The city’s residents have played a significant role in this development. Back in the 1930s, many Europeans came to Shanghai. At that time, China was the only country in the world that welcomed Jewish refugees with no visa requirement. This open attitude is still reflected today in the young middle class. They are proud of how the city is developing, and themselves make a major contribution to its further progress through their educational efforts, a high priority for many families,. Through the 2010 World Expo, new developments in the service industries have been set in motion. Also to be noted is a strong impetus in industrial advancements on an even higher level than previously enjoyed.
All these factors will allow Shanghai to grow over the next ten years to become a even stronger global financial center.
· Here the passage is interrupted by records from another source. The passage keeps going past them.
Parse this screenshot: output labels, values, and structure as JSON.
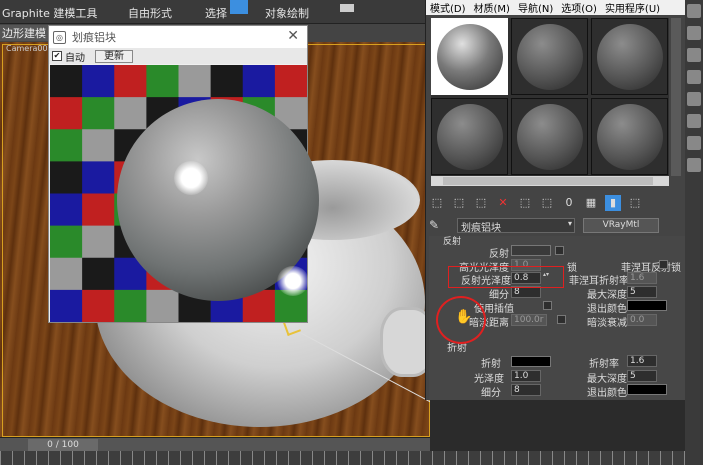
{
  "topbar": {
    "menu1": "Graphite 建模工具",
    "menu2": "自由形式",
    "menu3": "选择",
    "menu4": "对象绘制"
  },
  "subbar": {
    "tab": "边形建模"
  },
  "viewport": {
    "camera_label": "Camera001"
  },
  "timeline": {
    "frame": "0 / 100"
  },
  "preview": {
    "title": "划痕铝块",
    "auto_label": "自动",
    "update_label": "更新"
  },
  "medit": {
    "menu": [
      "模式(D)",
      "材质(M)",
      "导航(N)",
      "选项(O)",
      "实用程序(U)"
    ],
    "material_name": "划痕铝块",
    "material_type": "VRayMtl",
    "section_reflection": "反射",
    "reflect": {
      "reflect_label": "反射",
      "hilight_label": "高光光泽度",
      "hilight_value": "1.0",
      "lock_label": "锁",
      "fresnel_label": "菲涅耳反射",
      "gloss_label": "反射光泽度",
      "gloss_value": "0.8",
      "fresnel_ior_label": "菲涅耳折射率",
      "fresnel_ior_value": "1.6",
      "fresnel_lock_label": "锁",
      "subdivs_label": "细分",
      "subdivs_value": "8",
      "maxdepth_label": "最大深度",
      "maxdepth_value": "5",
      "interp_label": "使用插值",
      "exitcolor_label": "退出颜色",
      "dimdist_label": "暗淡距离",
      "dimdist_value": "100.0r",
      "dimfalloff_label": "暗淡衰减",
      "dimfalloff_value": "0.0"
    },
    "section_refraction": "折射",
    "refract": {
      "refract_label": "折射",
      "ior_label": "折射率",
      "ior_value": "1.6",
      "gloss_label": "光泽度",
      "gloss_value": "1.0",
      "maxdepth_label": "最大深度",
      "maxdepth_value": "5",
      "subdivs_label": "细分",
      "subdivs_value": "8",
      "exitcolor_label": "退出颜色"
    }
  },
  "colors": {
    "highlight_red": "#e02020",
    "accent_blue": "#3c8fe0"
  },
  "checker_colors": [
    "#1a1a1a",
    "#2a8a2a",
    "#1a1aa0",
    "#9a9a9a",
    "#c02020"
  ]
}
And despite all the upheavals and developments in Shanghai, the city retains its dream of ‘Better City, Better Life’. Shanghai wants to avoid the mistakes of other large cities of the world. You will feel that this is possible when you stand along the ‘Bund’ in the evening and look at the skyline, especially the 468m high Oriental Pearl Tower. The eleven balls in the tower symbolize a traditional verse of the poet Bay Juyi, which compares the sound of the classical plucked instrument pipa to pearl drops falling on a jade plate. So history and modernity are not insurmountable contradictions – Shanghai is the best example of this.